AWE engages with other regulators, who may be involved in both the exploration, production and decommissioning processes, including:
- Department of Aboriginal Affairs
- Department of Water and Environmental Regulation
- Department of Environmental Regulation
- Department of Parks and Wildlife
- Department of Health
- Environmental Protection Authority
- Office of the Environmental Protection Authority
The Western Australian oil and gas industry is highly regulated and AWE commits itself to upholding the highest standards for environmental and operational performance at every stage of a project’s development.

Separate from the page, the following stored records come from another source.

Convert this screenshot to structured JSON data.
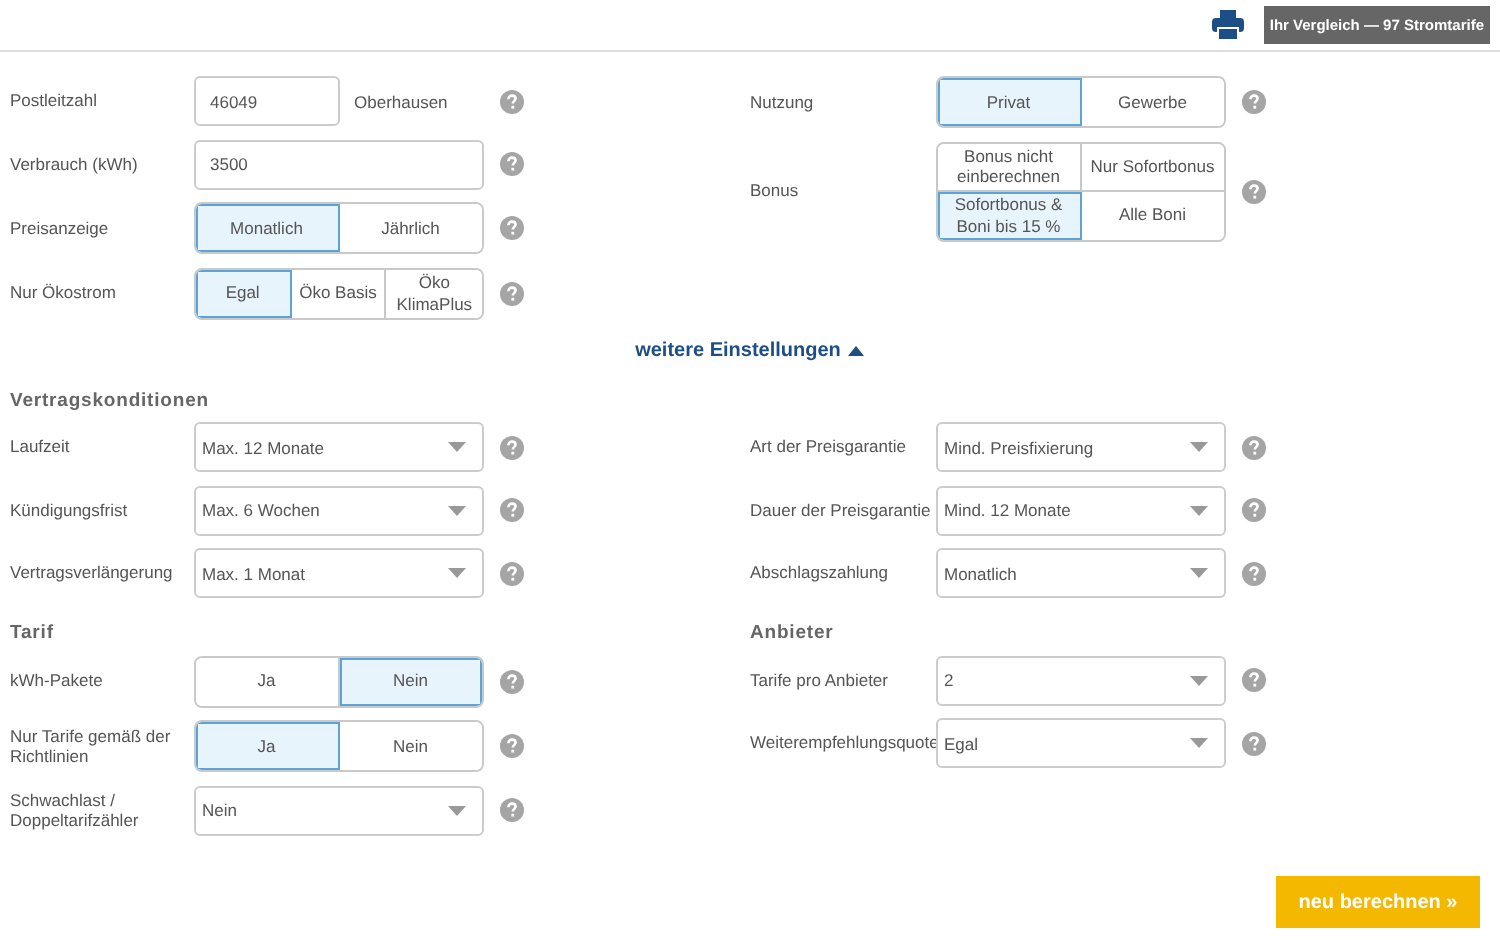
{
  "header": {
    "summary": "Ihr Vergleich — 97 Stromtarife"
  },
  "basic": {
    "left": [
      {
        "kind": "input",
        "label": "Postleitzahl",
        "value": "46049",
        "extra": "Oberhausen"
      },
      {
        "kind": "input",
        "label": "Verbrauch (kWh)",
        "value": "3500"
      },
      {
        "kind": "options",
        "label": "Preisanzeige",
        "options": [
          {
            "label": "Monatlich",
            "selected": true
          },
          {
            "label": "Jährlich",
            "selected": false
          }
        ]
      },
      {
        "kind": "options",
        "label": "Nur Ökostrom",
        "options": [
          {
            "label": "Egal",
            "selected": true
          },
          {
            "label": "Öko Basis",
            "selected": false
          },
          {
            "label": "Öko KlimaPlus",
            "selected": false
          }
        ]
      }
    ],
    "right": [
      {
        "kind": "options",
        "label": "Nutzung",
        "options": [
          {
            "label": "Privat",
            "selected": true
          },
          {
            "label": "Gewerbe",
            "selected": false
          }
        ]
      },
      {
        "kind": "options",
        "label": "Bonus",
        "options": [
          {
            "label": "Bonus nicht einberechnen",
            "selected": false
          },
          {
            "label": "Nur Sofortbonus",
            "selected": false
          },
          {
            "label": "Sofortbonus & Boni bis 15 %",
            "selected": true
          },
          {
            "label": "Alle Boni",
            "selected": false
          }
        ]
      }
    ]
  },
  "more_settings": {
    "label": "weitere Einstellungen",
    "expanded": true
  },
  "sections": [
    {
      "left": {
        "title": "Vertragskonditionen",
        "rows": [
          {
            "kind": "select",
            "label": "Laufzeit",
            "value": "Max. 12 Monate"
          },
          {
            "kind": "select",
            "label": "Kündigungsfrist",
            "value": "Max. 6 Wochen"
          },
          {
            "kind": "select",
            "label": "Vertragsverlängerung",
            "value": "Max. 1 Monat"
          }
        ]
      },
      "right": {
        "rows": [
          {
            "kind": "select",
            "label": "Art der Preisgarantie",
            "value": "Mind. Preisfixierung"
          },
          {
            "kind": "select",
            "label": "Dauer der Preisgarantie",
            "value": "Mind. 12 Monate"
          },
          {
            "kind": "select",
            "label": "Abschlagszahlung",
            "value": "Monatlich"
          }
        ]
      }
    },
    {
      "left": {
        "title": "Tarif",
        "rows": [
          {
            "kind": "options",
            "label": "kWh-Pakete",
            "options": [
              {
                "label": "Ja",
                "selected": false
              },
              {
                "label": "Nein",
                "selected": true
              }
            ]
          },
          {
            "kind": "options",
            "label": "Nur Tarife gemäß der Richtlinien",
            "options": [
              {
                "label": "Ja",
                "selected": true
              },
              {
                "label": "Nein",
                "selected": false
              }
            ]
          },
          {
            "kind": "select",
            "label": "Schwachlast / Doppeltarifzähler",
            "value": "Nein"
          }
        ]
      },
      "right": {
        "title": "Anbieter",
        "rows": [
          {
            "kind": "select",
            "label": "Tarife pro Anbieter",
            "value": "2"
          },
          {
            "kind": "select",
            "label": "Weiterempfehlungsquote",
            "value": "Egal"
          }
        ]
      }
    }
  ],
  "submit": "neu berechnen »"
}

As part of its approvals process, AWE is required to identify environmental impacts and risks associated with the proposed activity and how each of these would be mitigated or managed. The Environmental Plan is a legally binding management document, assessed by the DWIRS, which must contain accurate information about all aspect of a proposal including:
- A description of the proposed activity and environment
- Environmental risk assessment
- Performance objectives, standards and measurement criteria
- Implementation strategy
- Consultation with stakeholders
A description of the environment must also provide information on:
- Climate and meteorology
- Vegetation, flora and fauna
- Geology, land features and soils
- Hydrogeology and hydrology
- Cultural heritage, social amenity, and impacts on other land users
- Any other environmental aspects relevant to the proposal
This information is generally procured through desktop and field surveys. Other legally required approvals, which are obtained prior to the commencement of operations, include a Safety Management Case, Heritage Clearance and Native Vegetation Clearance approvals, all of which are formally assessed by the DWIRS.